Al primo convegno sulla complessità del Santa Fe Institute nel 1987 questa era la domanda ricorrente rivolta agli economisti, da tutti gli altri partecipanti – fisici, biologi o chimici che fossero (Waldrop, 1993). Si riferivano al modello standard e alle sue inverosimili ipotesi, che uno si chiede ma come fa la realtà a obbedire a tanta astrazione.
Uno dei problemi principali dell’economia è: come si coordinano miliardi di individui che si scambiano miliardi di beni e servizi in una rete di legami commerciali così estesa da essere paragonabile a un numero di Avogadro (1 seguito da 17 zeri)? La risposta dell’economia dominante è stata: il mercato, dove si incontrano individui tutti mossi dalla ricerca del massimo risultato col minimo sforzo e uguali tra loro a parte le dotazioni iniziali di risorse e gusti. Dalla prima formulazione di Walras a quella di AD fino ai DSGE il problema è “risolto” dai prezzi. Purtroppo quella soluzione – come si sa e vedremo – è sbagliata tanto da far divenire un problema teorico in un dogma, cioè in una questione di fede. Più recentemente si è poi pensato a utilizzare uno strumento – l’agente medio o rappresentativo – di modo che le scelte del singolo medio siano le decisioni medie di tutti, cioè quelle di una famiglia media di Brisighella a quelle dell’Italia intera. La soluzione, tanto banale quanto incoerente, si prefiggeva di risolvere il problema: con individui uguali non c’è motivo di interagire né ci sono problemi di coordinamento.

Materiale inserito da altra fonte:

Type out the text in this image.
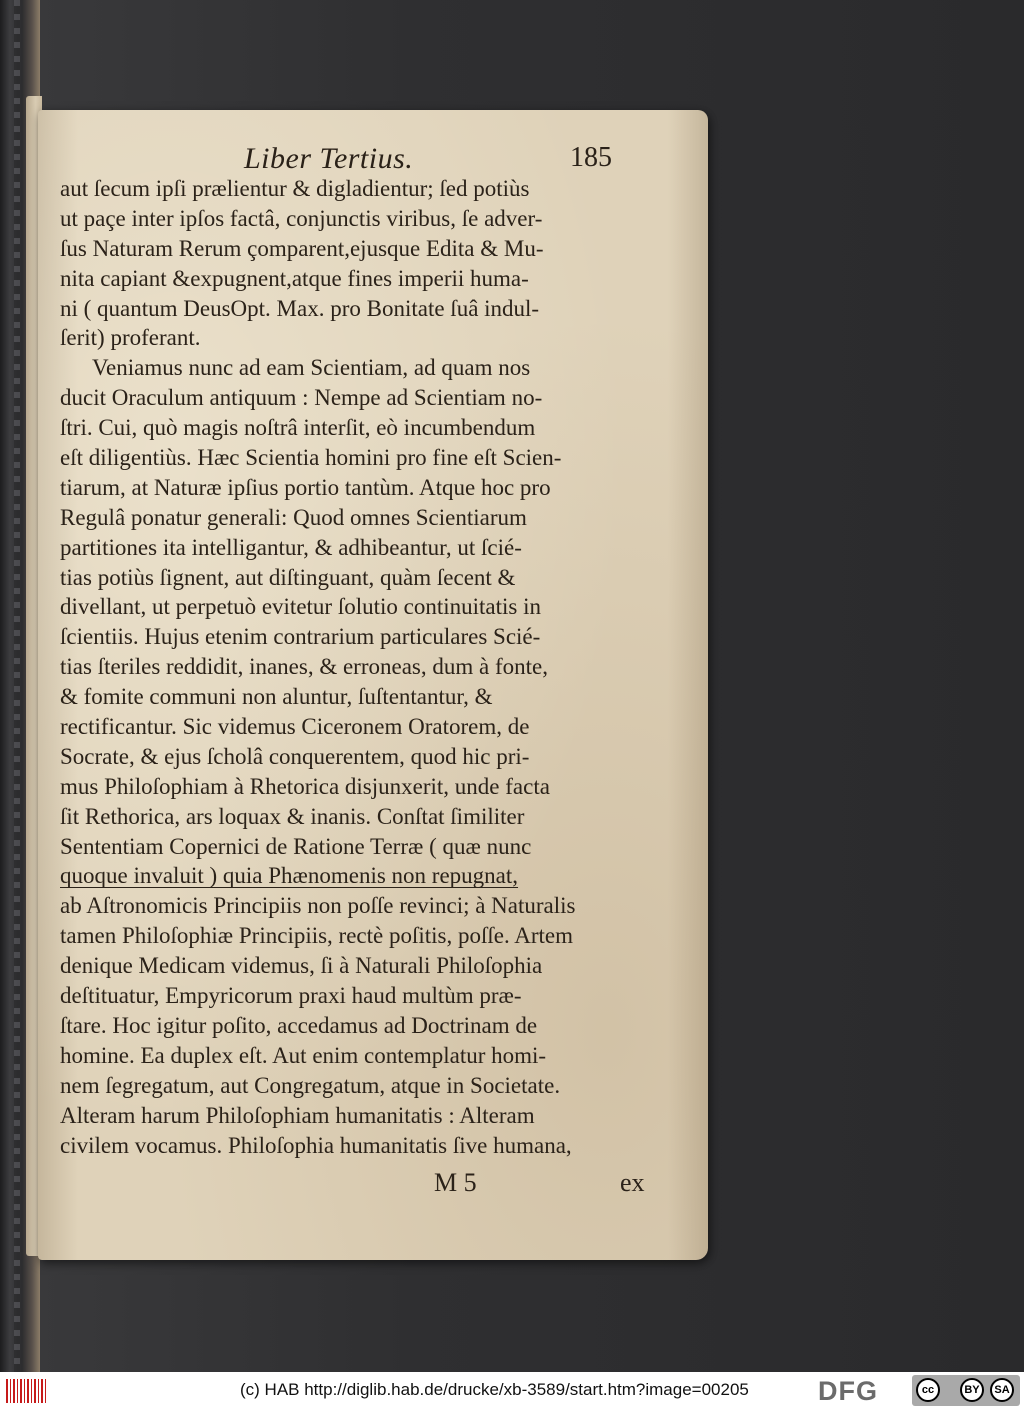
Liber Tertius.	185
aut ſecum ipſi prælientur & digladientur; ſed potiùs
ut paçe inter ipſos factâ, conjunctis viribus, ſe adver-
ſus Naturam Rerum çomparent,ejusque Edita & Mu-
nita capiant &expugnent,atque fines imperii huma-
ni ( quantum DeusOpt. Max. pro Bonitate ſuâ indul-
ſerit) proferant.
Veniamus nunc ad eam Scientiam, ad quam nos
ducit Oraculum antiquum : Nempe ad Scientiam no-
ſtri. Cui, quò magis noſtrâ interſit, eò incumbendum
eſt diligentiùs. Hæc Scientia homini pro fine eſt Scien-
tiarum, at Naturæ ipſius portio tantùm. Atque hoc pro
Regulâ ponatur generali: Quod omnes Scientiarum
partitiones ita intelligantur, & adhibeantur, ut ſcié-
tias potiùs ſignent, aut diſtinguant, quàm ſecent &
divellant, ut perpetuò evitetur ſolutio continuitatis in
ſcientiis. Hujus etenim contrarium particulares Scié-
tias ſteriles reddidit, inanes, & erroneas, dum à fonte,
& fomite communi non aluntur, ſuſtentantur, &
rectificantur. Sic videmus Ciceronem Oratorem, de
Socrate, & ejus ſcholâ conquerentem, quod hic pri-
mus Philoſophiam à Rhetorica disjunxerit, unde facta
ſit Rethorica, ars loquax & inanis. Conſtat ſimiliter
Sententiam Copernici de Ratione Terræ ( quæ nunc
quoque invaluit ) quia Phænomenis non repugnat,
ab Aſtronomicis Principiis non poſſe revinci; à Naturalis
tamen Philoſophiæ Principiis, rectè poſitis, poſſe. Artem
denique Medicam videmus, ſi à Naturali Philoſophia
deſtituatur, Empyricorum praxi haud multùm præ-
ſtare. Hoc igitur poſito, accedamus ad Doctrinam de
homine. Ea duplex eſt. Aut enim contemplatur homi-
nem ſegregatum, aut Congregatum, atque in Societate.
Alteram harum Philoſophiam humanitatis : Alteram
civilem vocamus. Philoſophia humanitatis ſive humana,
M 5	ex
(c) HAB http://diglib.hab.de/drucke/xb-3589/start.htm?image=00205	DFG	cc	BY	SA
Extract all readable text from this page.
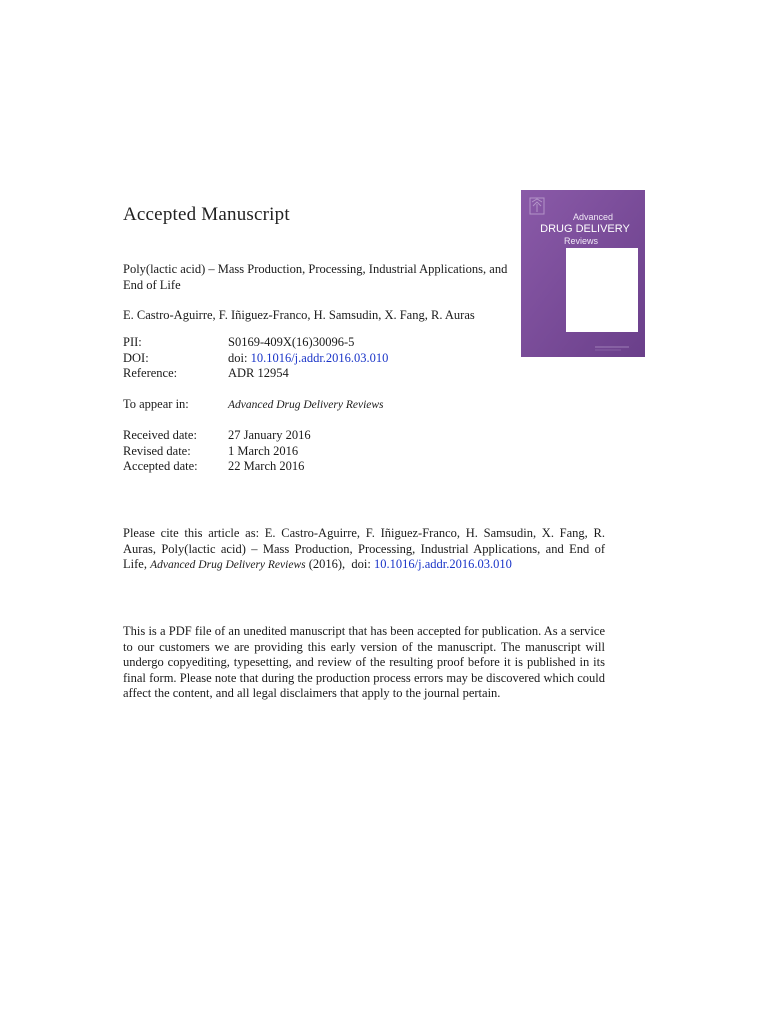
Accepted Manuscript
Poly(lactic acid) – Mass Production, Processing, Industrial Applications, and End of Life
E. Castro-Aguirre, F. Iñiguez-Franco, H. Samsudin, X. Fang, R. Auras
PII:	S0169-409X(16)30096-5
DOI:	doi: 10.1016/j.addr.2016.03.010
Reference:	ADR 12954
To appear in:	Advanced Drug Delivery Reviews
Received date:	27 January 2016
Revised date:	1 March 2016
Accepted date:	22 March 2016
Please cite this article as: E. Castro-Aguirre, F. Iñiguez-Franco, H. Samsudin, X. Fang, R. Auras, Poly(lactic acid) – Mass Production, Processing, Industrial Applications, and End of Life, Advanced Drug Delivery Reviews (2016), doi: 10.1016/j.addr.2016.03.010
This is a PDF file of an unedited manuscript that has been accepted for publication. As a service to our customers we are providing this early version of the manuscript. The manuscript will undergo copyediting, typesetting, and review of the resulting proof before it is published in its final form. Please note that during the production process errors may be discovered which could affect the content, and all legal disclaimers that apply to the journal pertain.
Advanced
DRUG DELIVERY
Reviews
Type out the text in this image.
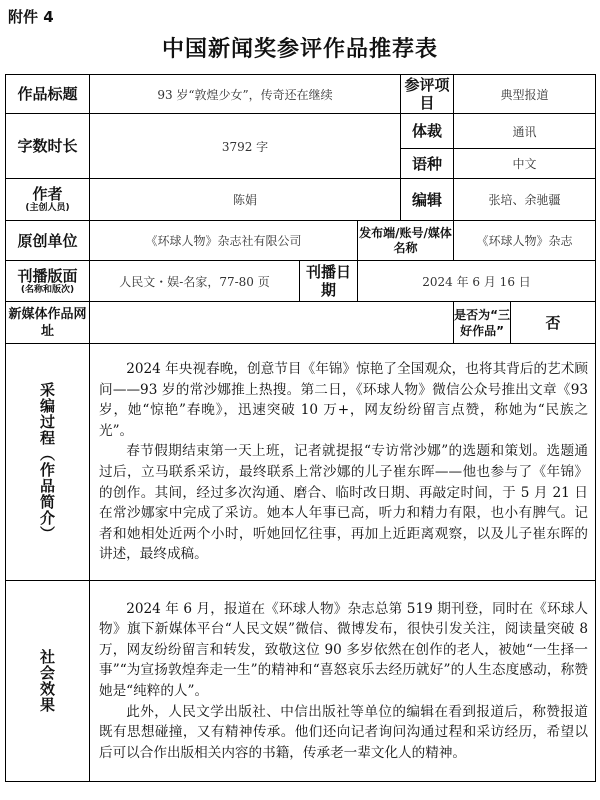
附件 4
中国新闻奖参评作品推荐表
作品标题	93 岁“敦煌少女”，传奇还在继续			参评项目	典型报道	
字数时长	3792 字			体裁	通讯	
				语种	中文	
作者
(主创人员)	陈娟			编辑	张培、余驰疆	
原创单位	《环球人物》杂志社有限公司		发布端/账号/媒体名称		《环球人物》杂志	
刊播版面
(名称和版次)	人民文・娱-名家，77-80 页	刊播日期	2024 年 6 月 16 日			
新媒体作品网址					是否为“三好作品”	否

采编过程（作品简介）	2024 年央视春晚，创意节目《年锦》惊艳了全国观众，也将其背后的艺术顾问——93 岁的常沙娜推上热搜。第二日，《环球人物》微信公众号推出文章《93 岁，她“惊艳”春晚》，迅速突破 10 万+，网友纷纷留言点赞，称她为“民族之光”。

春节假期结束第一天上班，记者就提报“专访常沙娜”的选题和策划。选题通过后，立马联系采访，最终联系上常沙娜的儿子崔东晖——他也参与了《年锦》的创作。其间，经过多次沟通、磨合、临时改日期、再敲定时间，于 5 月 21 日在常沙娜家中完成了采访。她本人年事已高，听力和精力有限，也小有脾气。记者和她相处近两个小时，听她回忆往事，再加上近距离观察，以及儿子崔东晖的讲述，最终成稿。					

社会效果	2024 年 6 月，报道在《环球人物》杂志总第 519 期刊登，同时在《环球人物》旗下新媒体平台“人民文娱”微信、微博发布，很快引发关注，阅读量突破 8 万，网友纷纷留言和转发，致敬这位 90 多岁依然在创作的老人，被她“一生择一事”“为宣扬敦煌奔走一生”的精神和“喜怒哀乐去经历就好”的人生态度感动，称赞她是“纯粹的人”。

此外，人民文学出版社、中信出版社等单位的编辑在看到报道后，称赞报道既有思想碰撞，又有精神传承。他们还向记者询问沟通过程和采访经历，希望以后可以合作出版相关内容的书籍，传承老一辈文化人的精神。					
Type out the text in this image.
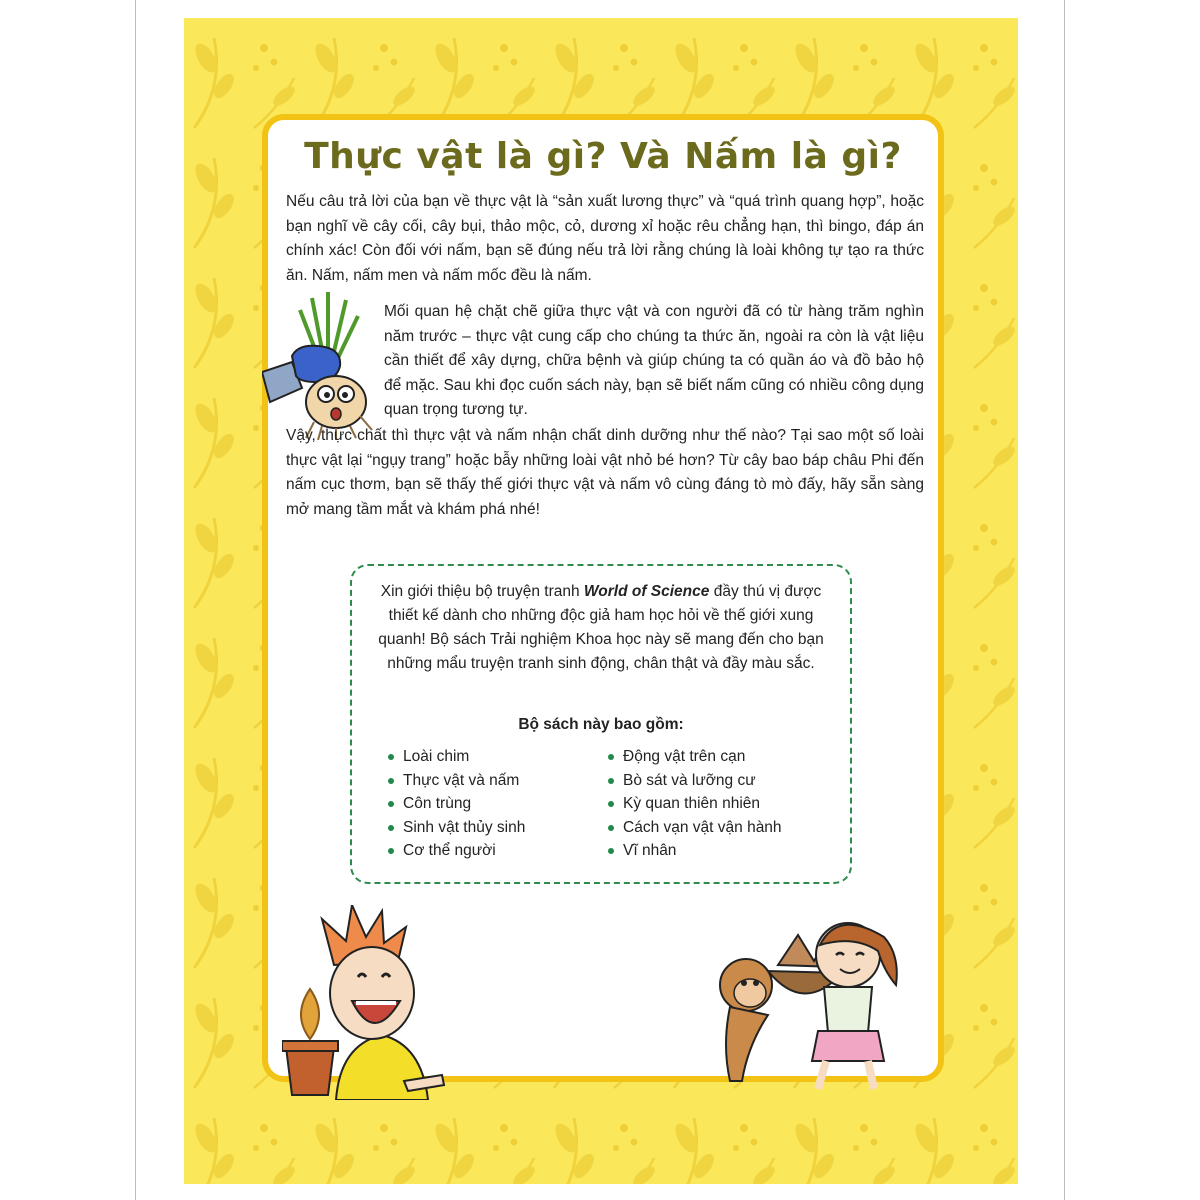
Thực vật là gì? Và Nấm là gì?

Nếu câu trả lời của bạn về thực vật là “sản xuất lương thực” và “quá trình quang hợp”, hoặc bạn nghĩ về cây cối, cây bụi, thảo mộc, cỏ, dương xỉ hoặc rêu chẳng hạn, thì bingo, đáp án chính xác! Còn đối với nấm, bạn sẽ đúng nếu trả lời rằng chúng là loài không tự tạo ra thức ăn. Nấm, nấm men và nấm mốc đều là nấm.

Mối quan hệ chặt chẽ giữa thực vật và con người đã có từ hàng trăm nghìn năm trước – thực vật cung cấp cho chúng ta thức ăn, ngoài ra còn là vật liệu cần thiết để xây dựng, chữa bệnh và giúp chúng ta có quần áo và đồ bảo hộ để mặc. Sau khi đọc cuốn sách này, bạn sẽ biết nấm cũng có nhiều công dụng quan trọng tương tự.

Vậy, thực chất thì thực vật và nấm nhận chất dinh dưỡng như thế nào? Tại sao một số loài thực vật lại “ngụy trang” hoặc bẫy những loài vật nhỏ bé hơn? Từ cây bao báp châu Phi đến nấm cục thơm, bạn sẽ thấy thế giới thực vật và nấm vô cùng đáng tò mò đấy, hãy sẵn sàng mở mang tầm mắt và khám phá nhé!

Xin giới thiệu bộ truyện tranh World of Science đầy thú vị được thiết kế dành cho những độc giả ham học hỏi về thế giới xung quanh! Bộ sách Trải nghiệm Khoa học này sẽ mang đến cho bạn những mẩu truyện tranh sinh động, chân thật và đầy màu sắc.

Bộ sách này bao gồm:
Loài chim
Thực vật và nấm
Côn trùng
Sinh vật thủy sinh
Cơ thể người
Động vật trên cạn
Bò sát và lưỡng cư
Kỳ quan thiên nhiên
Cách vạn vật vận hành
Vĩ nhân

Molta enfasi è stata posta sulla capacità di sviluppare teorie scientificamente coerenti invece di abbinarle ai dati. Una interpretazione della metodologia “come se” (Friedman, 1953), che dominava e governa ancora l’opinione di consenso, ha permesso agli economisti di interpretare erroneamente gli assiomi (cioè verità rivelate o indiscutibili) come se fossero ipotesi (cioè ipotesi empiricamente verificabili). L’argomento “come se” di Friedman è stato criticato come abusato e “strumentalmente” semplificato o frainteso come la logica di “qualsiasi ipotesi va bene se aiuta a spiegare i dati”. Friedman era un eminente sostenitore dello strumentalismo. L’affermazione precedente è troppo impressionistica per rappresentare correttamente la logica di Friedman, tuttavia è così che l’argomento “come se” viene spesso semplificato e frainteso. Boland (1979) fornisce una solida descrizione dello strumentalismo di Friedman: (i) “Le teorie non devono essere considerate affermazioni vere sulla natura del mondo, ma solo modi convenienti di generare sistematicamente le conclusioni già note”; (ii) Friedman “afferma che fintanto che il fenomeno osservato può essere considerato una conclusione logica dell’argomento contenente il falso presupposto in questione, l’uso di tale presupposto dovrebbe essere accettabile. In particolare, se stiamo cercando di spiegare l’effetto del comportamento assunto di alcuni individui (ad esempio la curva di domanda derivata con il presupposto di massimizzare il comportamento), fintanto che l’effetto è effettivamente osservato e sarebbe l’effetto se si comportassero effettivamente come ipotizziamo, possiamo usare il nostro presupposto comportamentale anche quando il presupposto è falso. Cioè, possiamo continuare a rivendicare che l’effetto osservato del comportamento dell’individuo (sconosciuto ma presunto) è come se si comportassero come supponiamo”.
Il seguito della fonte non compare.